If a mere trial balloon from Washington about arming Kiev is enough to make Berlin and Paris scramble for a political compromise, how would they behave if Russian armor appeared outside Kiev itself? Putin is said to think that European unity is a sham. The past week’s events will not have disabused him of this notion.
They will, moreover, presumably leave him optimistic about the chances of driving an even greater wedge between the U.S. and Europe’s leading powers, either during the current crisis or at some other opportune moment. It is striking that Germany and France appear almost as nervous about small-scale hypothetical American aid to Ukraine as they do about Russia’s actually existing large-scale intervention there.
While there are certainly good reasons to suspect that funneling arms to Ukraine can only complicate the conflict, the Franco-German response also seems to reflect deeper prejudices against U.S. influence in Europe. France has arguably shifted closer to the U.S. in recent years, partially because of the need to cooperate in the face of crises in Africa and the Arab world. But Germany’s affiliations are a source of concern.

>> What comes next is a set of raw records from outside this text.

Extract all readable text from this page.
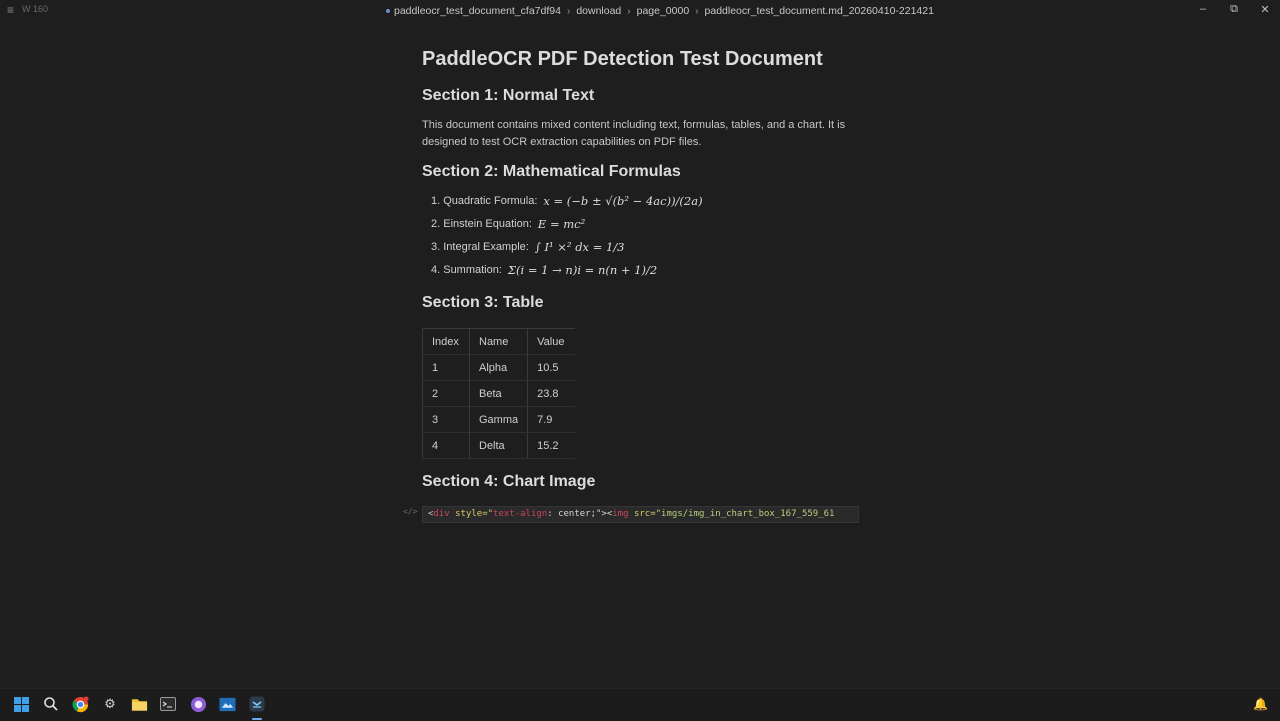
≡ W 160	paddleocr_test_document_cfa7df94 › download › page_0000 › paddleocr_test_document.md_20260410-221421	–	⧉	✕
PaddleOCR PDF Detection Test Document
Section 1: Normal Text
This document contains mixed content including text, formulas, tables, and a chart. It is designed to test OCR extraction capabilities on PDF files.
Section 2: Mathematical Formulas
1. Quadratic Formula: x = (−b ± √(b² − 4ac))/(2a)
2. Einstein Equation: E = mc²
3. Integral Example: ∫ I¹ ×² dx = 1/3
4. Summation: Σ(i = 1 → n)i = n(n + 1)/2
Section 3: Table
Index	Name	Value
1	Alpha	10.5
2	Beta	23.8
3	Gamma	7.9
4	Delta	15.2
Section 4: Chart Image
</>	<div style="text-align: center;"><img src="imgs/img_in_chart_box_167_559_61
⚙	🔔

As Hans Kundnani has argued, Germany’s strong economic and historical ties to Russia mean that "it may not have the stamina for a policy of containment” toward Moscow. The current edition of the—admittedly steadfastly pro-American—Economist warns that German decision-makers are relapsing into "endemic” anti-Americanismthat "affects everything from the West’s response to terrorism and Russian bullying to free-trade talks between America and the European Union.”

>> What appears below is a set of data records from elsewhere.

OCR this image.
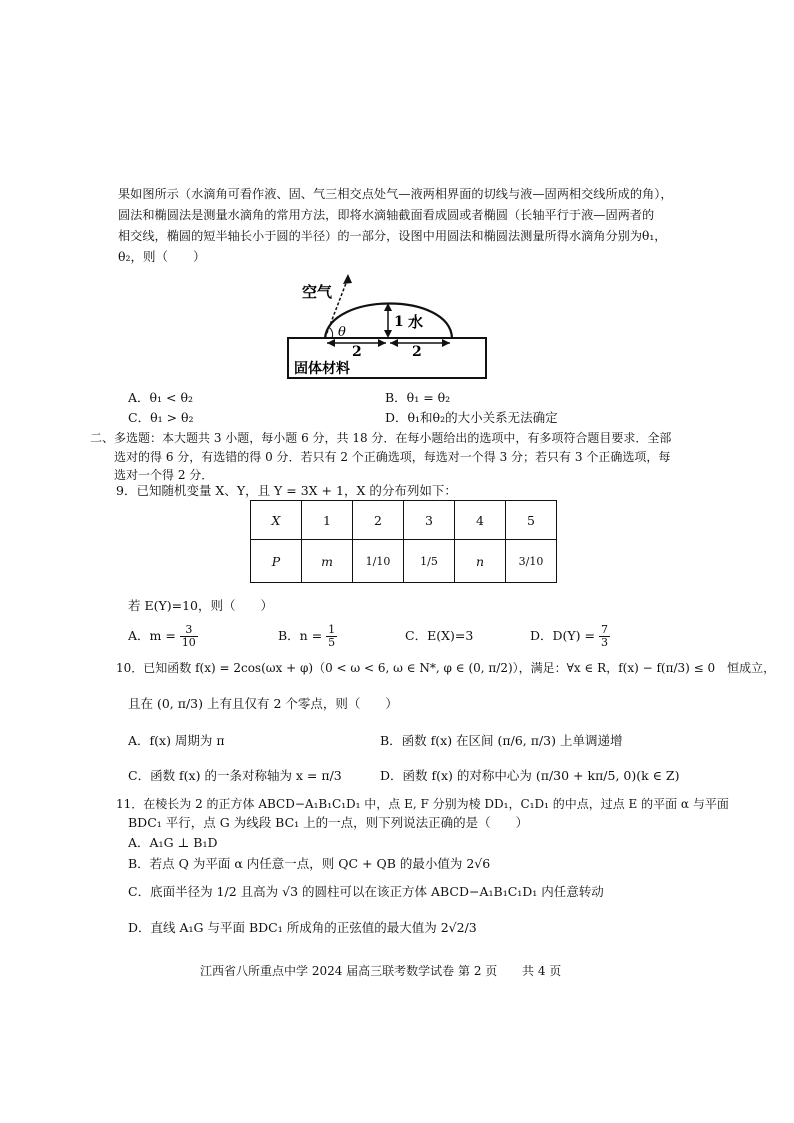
果如图所示（水滴角可看作液、固、气三相交点处气—液两相界面的切线与液—固两相交线所成的角），
圆法和椭圆法是测量水滴角的常用方法，即将水滴轴截面看成圆或者椭圆（长轴平行于液—固两者的
相交线，椭圆的短半轴长小于圆的半径）的一部分，设图中用圆法和椭圆法测量所得水滴角分别为θ₁，
θ₂，则（　　）
空气
θ
1 水
2	2
固体材料
A．θ₁ < θ₂	B．θ₁ = θ₂
C．θ₁ > θ₂	D．θ₁和θ₂的大小关系无法确定
二、多选题：本大题共 3 小题，每小题 6 分，共 18 分．在每小题给出的选项中，有多项符合题目要求．全部
选对的得 6 分，有选错的得 0 分．若只有 2 个正确选项，每选对一个得 3 分；若只有 3 个正确选项，每
选对一个得 2 分．
9．已知随机变量 X、Y，且 Y = 3X + 1，X 的分布列如下：
X	1	2	3	4	5
P	m	1/10	1/5	n	3/10
若 E(Y)=10，则（　　）
A．$m = \frac{3}{10}$	B．$n = \frac{1}{5}$	C．E(X)=3	D．$D(Y) = \frac{7}{3}$
10．已知函数 f(x) = 2cos(ωx + φ)（0 < ω < 6, ω ∈ N*, φ ∈ (0, π/2)），满足：∀x ∈ R，f(x) − f(π/3) ≤ 0　恒成立，
且在 (0, π/3) 上有且仅有 2 个零点，则（　　）
A．f(x) 周期为 π	B．函数 f(x) 在区间 (π/6, π/3) 上单调递增
C．函数 f(x) 的一条对称轴为 x = π/3	D．函数 f(x) 的对称中心为 (π/30 + kπ/5, 0)(k ∈ Z)
11．在棱长为 2 的正方体 ABCD−A₁B₁C₁D₁ 中，点 E, F 分别为棱 DD₁，C₁D₁ 的中点，过点 E 的平面 α 与平面
BDC₁ 平行，点 G 为线段 BC₁ 上的一点，则下列说法正确的是（　　）
A．A₁G ⊥ B₁D
B．若点 Q 为平面 α 内任意一点，则 QC + QB 的最小值为 2√6
C．底面半径为 1/2 且高为 √3 的圆柱可以在该正方体 ABCD−A₁B₁C₁D₁ 内任意转动
D．直线 A₁G 与平面 BDC₁ 所成角的正弦值的最大值为 2√2/3
江西省八所重点中学 2024 届高三联考数学试卷 第 2 页 共 4 页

If this worrying trend proves irreversible, historians may scrutinize the past week’s developments as a pivotal moment when Germany moved away from U.S. influence. In this scenario, American commentators will surely berate Merkel for her pusillanimous disloyalty, and accuse Hollande of similar personality flaws.
But they will also ask why the U.S. chose to scare two of its main allies by floating the idea of arming Ukraine. As of now, this seems like a mismanaged attempt to satisfy the White House’s Republican critics and fire a shot across Putin’s bow. Yet it appears that its probable impact on European behavior had not been fully foreseen.
Unless, that is, U.S. President Barack Obama and his advisers actually floated the threat of escalating the Ukrainian conflict precisely to shove Berlin and Paris toward a new bout of dealings with Moscow. Obama has never hidden his desire to insulate his remaining time in office from foreign policy problems, of which he has a surplus already. The latest U.S. National Security Strategy, published last week, lambastes Russian aggression but also urges "strategic patience” in handling such headaches.
Obama also seems to have accepted that he will never have any personal leverage over Putin, while consciously ceding diplomacy with the Russian leader to Merkel. It is conceivable that the U.S. deliberately promoted the idea of arming Ukraine as a "bad cop” maneuver to allow Merkel and Hollande to go to Moscow as "good cops.”
If this has some of the obvious geopolitical downsides noted above, Washington can probably live with them. After last week’s diplomatic hurly-burly, Russia is Berlin’s problem to an even greater degree than it was before. Obama can likely live with that, too.
Sometimes leading from behind really is the best way forward.